A small moment in the short life of former champion Big John Tate

by Betty Bean

It is a crisp October morning; a bright-blue East Tennessee Sunday pure perfect for meeting up with out-of-town company and going to breakfast and buying a paper and reliving the whipping the Vols had put on the Tide the night before. We marvel over how the rain hadn't bothered Peyton any as we finish our pancakes and coffee, and eventually, we make our way to the Summit Hill Weigel's next to the interstate ramp so Patrick and Rosie can gas up their Mercedes and head back to D.C. wearing their new orange ballcaps and looking forward to the fall scenery in the Shenendoah Valley.

We are walking out of Weigel's and saying good-bye, and there he is; smack in the middle of our storybook morning, all sad and sorry and stinking, just standing there on these two enormous bare feet. He says they stole his shoes and he has to go out Chapman Highway to get some more and needs 47 bucks.

I tell him I don't have it, and I give Patrick the bum's rush over to his car before he has a chance to go into his pocket.

"Who's that?" he asks.

"Big John Tate," I answer. I tell him John's probably looking for dope money and has run the stolen shoes scam on me before, and then Patrick remembers where he's heard that name—John Tate used to be the heavyweight champion of the world.

Big John barefoots it into Weigel's to find a fresh mark, and Patrick and Rosie, fighting the impulse to turn back and give him money on the off-chance that he's telling the truth, wheel onto the ramp that will take them to I-40 and back toward Washington. They carry the sight of John Tate with them.

So do a lot of us.

It wasn't like John's death last week came as a shock; everybody had a pretty good idea that the end of his story had been written a long time ago, and nobody seemed able—or, in the end, willing—to make things come out differently. But it wasn't like nobody tried. Over the years, the fallen champion was the recipient of as much human care and concern as anyone has a right to expect.

It is also fair to say, however, that John was on the receiving end of just about as much bad luck and mistreatment as a human can stand. Born into almost unimaginable poverty, he never had the same kind of educational opportunities as most of us, and he never got the knack of reading. During those brief bright months in 1979 between the time when he went marching to Pretoria and came back wearing a Stetson hat and a championship belt and the night he got knocked plumb out here in Knoxville on national TV, there were feel-good stories about how people were teaching the big sweet galoot to read, and everybody figured the problem had been pretty much taken care of. Even the mighty New York Times ran a spread on John's wife's efforts to make him a literate man.
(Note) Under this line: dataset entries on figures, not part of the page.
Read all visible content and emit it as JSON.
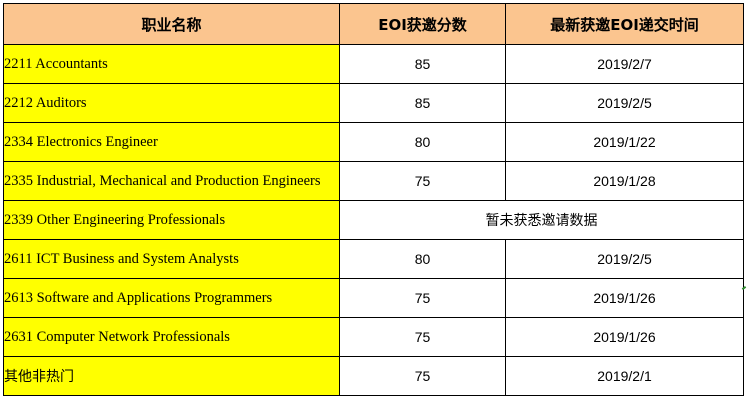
{
  "table": {
    "headers": [
      "职业名称",
      "EOI获邀分数",
      "最新获邀EOI递交时间"
    ],
    "rows": [
      {
        "name": "2211 Accountants",
        "score": "85",
        "date": "2019/2/7"
      },
      {
        "name": "2212 Auditors",
        "score": "85",
        "date": "2019/2/5"
      },
      {
        "name": "2334 Electronics Engineer",
        "score": "80",
        "date": "2019/1/22"
      },
      {
        "name": "2335 Industrial, Mechanical and Production Engineers",
        "score": "75",
        "date": "2019/1/28"
      },
      {
        "name": "2339 Other Engineering Professionals",
        "note": "暂未获悉邀请数据"
      },
      {
        "name": "2611 ICT Business and System Analysts",
        "score": "80",
        "date": "2019/2/5"
      },
      {
        "name": "2613 Software and Applications Programmers",
        "score": "75",
        "date": "2019/1/26"
      },
      {
        "name": "2631 Computer Network Professionals",
        "score": "75",
        "date": "2019/1/26"
      },
      {
        "name": "其他非热门",
        "score": "75",
        "date": "2019/2/1"
      }
    ]
  },
  "colors": {
    "header_fill": "#fbc58f",
    "name_fill": "#ffff00",
    "border": "#000000"
  }
}
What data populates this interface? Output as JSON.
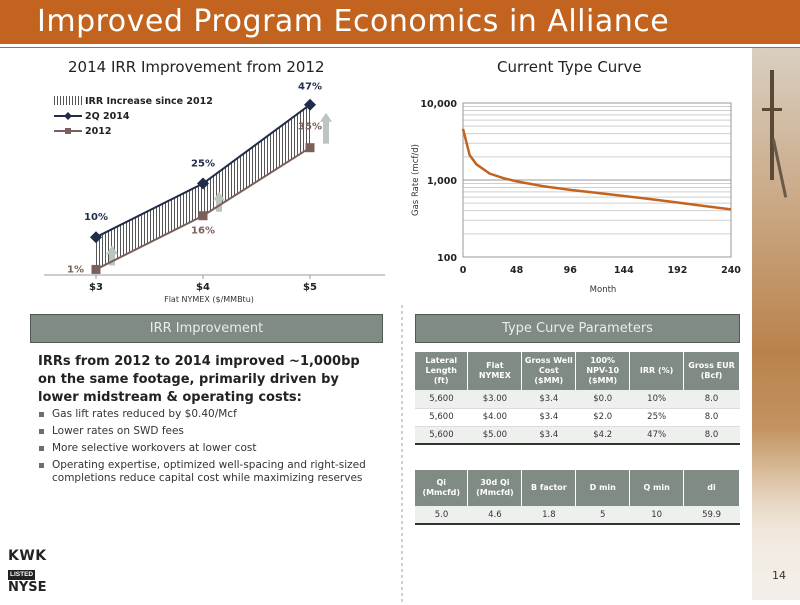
{
  "header": {
    "title": "Improved Program Economics in Alliance"
  },
  "irr_chart_title": "2014 IRR Improvement from 2012",
  "type_curve_title": "Current Type Curve",
  "irr_section_label": "IRR Improvement",
  "type_curve_section_label": "Type Curve Parameters",
  "lead_text": "IRRs from 2012 to 2014 improved ~1,000bp on the same footage, primarily driven by lower midstream & operating costs:",
  "bullets": [
    "Gas lift rates reduced by $0.40/Mcf",
    "Lower rates on SWD fees",
    "More selective workovers at lower cost",
    "Operating expertise, optimized well-spacing and right-sized completions reduce capital cost while maximizing reserves"
  ],
  "page_number": "14",
  "logo": {
    "line1": "KWK",
    "line2": "LISTED",
    "line3": "NYSE"
  },
  "table1": {
    "headers": [
      "Lateral Length (ft)",
      "Flat NYMEX",
      "Gross Well Cost ($MM)",
      "100% NPV-10 ($MM)",
      "IRR (%)",
      "Gross EUR (Bcf)"
    ],
    "rows": [
      [
        "5,600",
        "$3.00",
        "$3.4",
        "$0.0",
        "10%",
        "8.0"
      ],
      [
        "5,600",
        "$4.00",
        "$3.4",
        "$2.0",
        "25%",
        "8.0"
      ],
      [
        "5,600",
        "$5.00",
        "$3.4",
        "$4.2",
        "47%",
        "8.0"
      ]
    ]
  },
  "table2": {
    "headers": [
      "Qi (Mmcfd)",
      "30d Qi (Mmcfd)",
      "B factor",
      "D min",
      "Q min",
      "di"
    ],
    "rows": [
      [
        "5.0",
        "4.6",
        "1.8",
        "5",
        "10",
        "59.9"
      ]
    ]
  },
  "colors": {
    "header_bg": "#c2641f",
    "section_bar": "#7f8b83",
    "series_2014": "#1f2d4a",
    "series_2012": "#7a5f5b",
    "type_curve": "#c2641f"
  },
  "chart_data": [
    {
      "type": "line",
      "title": "2014 IRR Improvement from 2012",
      "xlabel": "Flat NYMEX ($/MMBtu)",
      "categories": [
        "$3",
        "$4",
        "$5"
      ],
      "series": [
        {
          "name": "2Q 2014",
          "values": [
            10,
            25,
            47
          ],
          "labels": [
            "10%",
            "25%",
            "47%"
          ]
        },
        {
          "name": "2012",
          "values": [
            1,
            16,
            35
          ],
          "labels": [
            "1%",
            "16%",
            "35%"
          ]
        }
      ],
      "band_name": "IRR Increase since 2012",
      "legend": [
        "IRR Increase since 2012",
        "2Q 2014",
        "2012"
      ],
      "ylim": [
        0,
        50
      ],
      "legend_position": "top-left"
    },
    {
      "type": "line",
      "title": "Current Type Curve",
      "xlabel": "Month",
      "ylabel": "Gas Rate (mcf/d)",
      "x_ticks": [
        "0",
        "48",
        "96",
        "144",
        "192",
        "240"
      ],
      "y_ticks": [
        "100",
        "1,000",
        "10,000"
      ],
      "xlim": [
        0,
        240
      ],
      "ylim": [
        100,
        10000
      ],
      "y_scale": "log",
      "grid": true,
      "model": {
        "qi_mcfd": 5000,
        "b": 1.8,
        "di_month": 0.05,
        "dmin_annual": 0.05
      },
      "series": [
        {
          "name": "",
          "x": [
            0,
            6,
            12,
            24,
            36,
            48,
            72,
            96,
            120,
            144,
            168,
            192,
            216,
            240
          ],
          "y": [
            4600,
            2100,
            1600,
            1210,
            1060,
            960,
            830,
            745,
            680,
            620,
            565,
            510,
            460,
            415
          ]
        }
      ]
    }
  ]
}
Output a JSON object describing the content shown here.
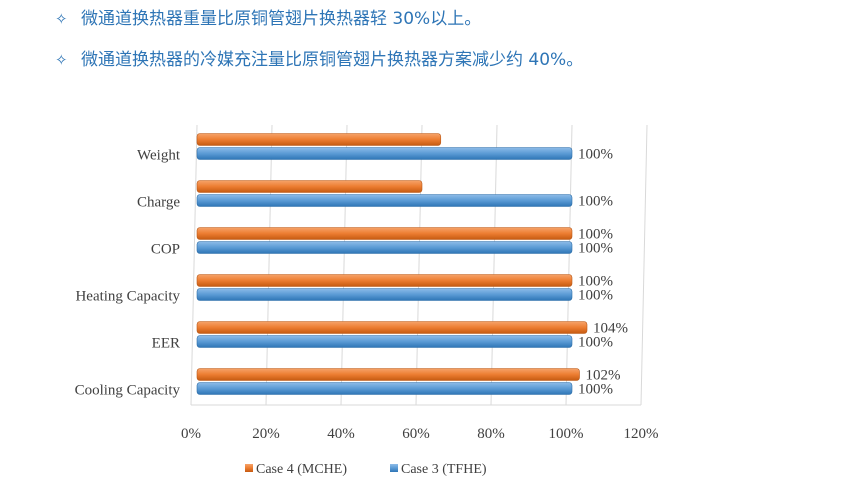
{
  "bullets": [
    {
      "mark": "✧",
      "text": "微通道换热器重量比原铜管翅片换热器轻 30%以上。"
    },
    {
      "mark": "✧",
      "text": "微通道换热器的冷媒充注量比原铜管翅片换热器方案减少约 40%。"
    }
  ],
  "colors": {
    "text_blue": "#2E75B6",
    "case4": "#ED7D31",
    "case3": "#5B9BD5",
    "axis": "#D9D9D9"
  },
  "chart_data": {
    "type": "bar",
    "orientation": "horizontal",
    "title": "",
    "categories": [
      "Weight",
      "Charge",
      "COP",
      "Heating Capacity",
      "EER",
      "Cooling Capacity"
    ],
    "series": [
      {
        "name": "Case 4 (MCHE)",
        "color": "#ED7D31",
        "values": [
          65,
          60,
          100,
          100,
          104,
          102
        ],
        "labels": [
          "",
          "",
          "100%",
          "100%",
          "104%",
          "102%"
        ]
      },
      {
        "name": "Case 3 (TFHE)",
        "color": "#5B9BD5",
        "values": [
          100,
          100,
          100,
          100,
          100,
          100
        ],
        "labels": [
          "100%",
          "100%",
          "100%",
          "100%",
          "100%",
          "100%"
        ]
      }
    ],
    "x_ticks": [
      "0%",
      "20%",
      "40%",
      "60%",
      "80%",
      "100%",
      "120%"
    ],
    "xlim": [
      0,
      120
    ],
    "grid": true,
    "legend_position": "bottom"
  }
}
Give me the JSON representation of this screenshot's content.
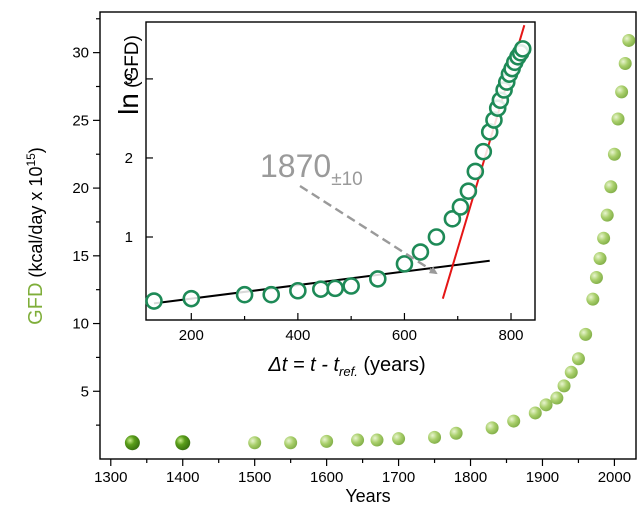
{
  "chart_data": [
    {
      "type": "scatter",
      "xlabel": "Years",
      "ylabel": {
        "prefix": "GFD",
        "rest": " (kcal/day x 10",
        "sup": "15",
        "suffix": ")"
      },
      "xlim": [
        1285,
        2030
      ],
      "ylim": [
        0,
        33
      ],
      "xticks": [
        1300,
        1400,
        1500,
        1600,
        1700,
        1800,
        1900,
        2000
      ],
      "yticks": [
        5,
        10,
        15,
        20,
        25,
        30
      ],
      "x_minor_step": 50,
      "y_minor_step": 2.5,
      "colors": {
        "highlight": "#5a9e1a",
        "points": "#a9cf6b",
        "prefix_label": "#7fae3a"
      },
      "series": [
        {
          "points": [
            [
              1330,
              1.2,
              "highlight"
            ],
            [
              1400,
              1.2,
              "highlight"
            ],
            [
              1500,
              1.2
            ],
            [
              1550,
              1.2
            ],
            [
              1600,
              1.3
            ],
            [
              1643,
              1.4
            ],
            [
              1670,
              1.4
            ],
            [
              1700,
              1.5
            ],
            [
              1750,
              1.6
            ],
            [
              1780,
              1.9
            ],
            [
              1830,
              2.3
            ],
            [
              1860,
              2.8
            ],
            [
              1890,
              3.4
            ],
            [
              1905,
              4.0
            ],
            [
              1920,
              4.5
            ],
            [
              1930,
              5.4
            ],
            [
              1940,
              6.4
            ],
            [
              1950,
              7.4
            ],
            [
              1960,
              9.2
            ],
            [
              1970,
              11.8
            ],
            [
              1975,
              13.4
            ],
            [
              1980,
              14.8
            ],
            [
              1985,
              16.3
            ],
            [
              1990,
              18.0
            ],
            [
              1995,
              20.1
            ],
            [
              2000,
              22.5
            ],
            [
              2005,
              25.1
            ],
            [
              2010,
              27.1
            ],
            [
              2015,
              29.2
            ],
            [
              2020,
              30.9
            ]
          ]
        }
      ]
    },
    {
      "type": "scatter",
      "xlabel": {
        "delta": "Δt",
        "eq": " = t - t",
        "sub": "ref.",
        "suffix": "  (years)"
      },
      "ylabel": {
        "ln": "ln",
        "rest": " (GFD)"
      },
      "xlim": [
        115,
        845
      ],
      "ylim": [
        -0.05,
        3.72
      ],
      "xticks": [
        200,
        400,
        600,
        800
      ],
      "yticks": [
        1,
        2,
        3
      ],
      "x_minor_step": 100,
      "annotation": {
        "text": "1870",
        "sub": "±10",
        "color": "#9a9a9a"
      },
      "colors": {
        "marker": "#1e8a57",
        "fit_low": "#000000",
        "fit_high": "#e51616",
        "arrow": "#9a9a9a"
      },
      "series": [
        {
          "points": [
            [
              130,
              0.19
            ],
            [
              200,
              0.22
            ],
            [
              300,
              0.27
            ],
            [
              350,
              0.27
            ],
            [
              400,
              0.32
            ],
            [
              443,
              0.34
            ],
            [
              470,
              0.35
            ],
            [
              500,
              0.38
            ],
            [
              550,
              0.47
            ],
            [
              600,
              0.66
            ],
            [
              630,
              0.81
            ],
            [
              660,
              1.0
            ],
            [
              690,
              1.23
            ],
            [
              705,
              1.38
            ],
            [
              720,
              1.58
            ],
            [
              733,
              1.83
            ],
            [
              748,
              2.08
            ],
            [
              760,
              2.33
            ],
            [
              768,
              2.48
            ],
            [
              775,
              2.63
            ],
            [
              780,
              2.73
            ],
            [
              787,
              2.86
            ],
            [
              792,
              2.96
            ],
            [
              797,
              3.06
            ],
            [
              802,
              3.13
            ],
            [
              807,
              3.21
            ],
            [
              813,
              3.28
            ],
            [
              818,
              3.33
            ],
            [
              822,
              3.38
            ]
          ]
        }
      ],
      "fit_lines": [
        {
          "name": "low",
          "x": [
            130,
            760
          ],
          "y": [
            0.16,
            0.7
          ]
        },
        {
          "name": "high",
          "x": [
            672,
            825
          ],
          "y": [
            0.22,
            3.68
          ]
        }
      ]
    }
  ]
}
But just like that, the title was gone and so was the wife. Poignant features on the sports page were replaced with news stories about John getting in trouble with drugs, being declared incompetent to manage his affairs, and fighting to break the trust fund that had been set up to save him from himself.

Unlike the sportswriters who have been writing obituary columns starting with John's glory days, I knew him only during that long downward slide. I started noticing him walking downtown in workboots and jeans, often with a pick and shovel over his shoulder. He looked tired; I gave him rides. From that time on, John and I rode around a lot. He was trying to get himself set up as a handyman and called himself "the hardest-working man in the clean-up business." Every once in a while he'd say the police were looking for him.

Sometimes it would be the end of the day and I'd offer to take him home.

He always declined.

I'd see him all beat up; for a while it became a rite of passage among street toughs to be able to say they'd whipped Big John Tate. Then I learned that John was equal parts predator and prey. My heart hurt for him; but it is a whorish writer's heart, and soon we were negotiating a story.

Trouble was, John was thinking about a come-back story.

"Kids look up to me," he'd say.

I'd try to explain to him that we'd need to stick pretty close to the truth, argue that kids could learn something from reading about his life, mention that we could work on his reading and then tell about how he'd finally learned how. He was unconvinced, and I put it on my list of things to do later.

One day he needed to go to the bank and cash a $270 check lawyer Jess Campbell had written him for some cleanup work. We went to a drive-through window, and John endorsed the check with a scribble that looked as good as most doctors' and handed it to me to give to the teller, who passed back an envelope full of cash.

I gave it to him, but instead of pocketing it, he held it out to me.

"Need some money?"

That was the day he let me take him home. But I had to promise I wouldn't write about it as long as he was alive. He directed me to an auto body shop on Martin Luther King, and we pulled in behind a bunch of junked cars.

John got out and opened the door of a faded Coupe de Ville:

"When you write this, remember it was a Cadillac."

He smiled that big old wide smile and thanked me for the ride.